Eppoi, la famigerata “DaD” (didattica a distanza), trovata informatica, spesso finita nelle mani di un personale inesperto e men che meno formato professionalmente all’insidie del digitale, è risultata alla fine efficace solo a salvare formalmente l’anno scolastico, comprese le programmazioni disciplinari, ma quanta fatica c’è voluta. 

Se, d’altra parte, si legge che più del 12% degli studenti italiani non hanno usufruito di alcuna connessione, né tramite pc che smartphone, con il diritto costituzionale all’istruzione che non è stato assicurato, si comprende meglio come si tratti di uno strumento da perfezionare, magari garantendo a tutti un uguale accesso alla rete e in gratuità, anche per i professori. Magari destinando alla modalità virtuale di fare scuola la stessa cura e attenzione rivolta dalla maggior parte delle Università nelle lezioni a distanza e negli esami in remoto. Invece, la disparità nelle opportunità di usufruire della DaD ha pesantemente condizionato il lavoro didattico, che in modalità remoto ha tutta una serie di specificità sulle quali si è forzatamente sorvolato, dando per scontate competenze spesso inesistenti sia da parte dei docenti che dai discenti. 

Ora si profila questa nuova soluzione, in verità più dispersiva e deconcentrante rispetto all’ultima parte dello scorso anno scolastico.
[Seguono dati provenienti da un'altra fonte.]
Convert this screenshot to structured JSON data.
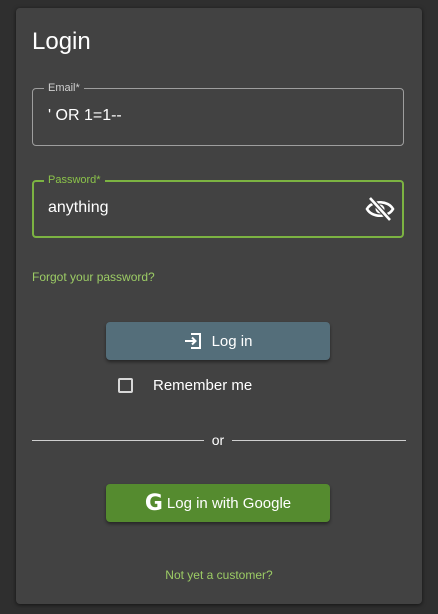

Immaginate soltanto che tipologia di orario settimanale dovrà essere redatta nelle scuole, considerando i turni in presenza e quelli a distanza. Ma soprattutto i cambiamenti di approccio didattico fra connessioni virtuali e lezioni ex cathedra. Da mantenere in equilibrio.

Intanto, come annunciato, dal primo settembre tutto il personale della scuola, docenti, ata e amministrativi dovranno essere sottoposti a test seriologici e a tamponi, non si sa ancora con quali modalità, per essere pronti, entro una quindicina di giorni, ad accogliere le migliaia di studenti italiani. Per il resto si torna a sentir parlare di distanziatori in plexiglass, banchi singoli e tecnologici, muniti di rotelle. 

Abbiamo già un commissionario speciale incaricato di gestire tutto l’occorrente per le scuole: forniture di mascherine, disinfettanti e attrezzature varie. È Arcuri, lo stesso del lockdown e dell’affare mascherine arrivate con notevole ritardo rispetto alle promesse. Ma ricorrere all’integrazione di didattica a distanza ed in presenza, dove ci sarà bisogno per il numero esorbitante di alunni, sembra proprio una sciagura maggiore.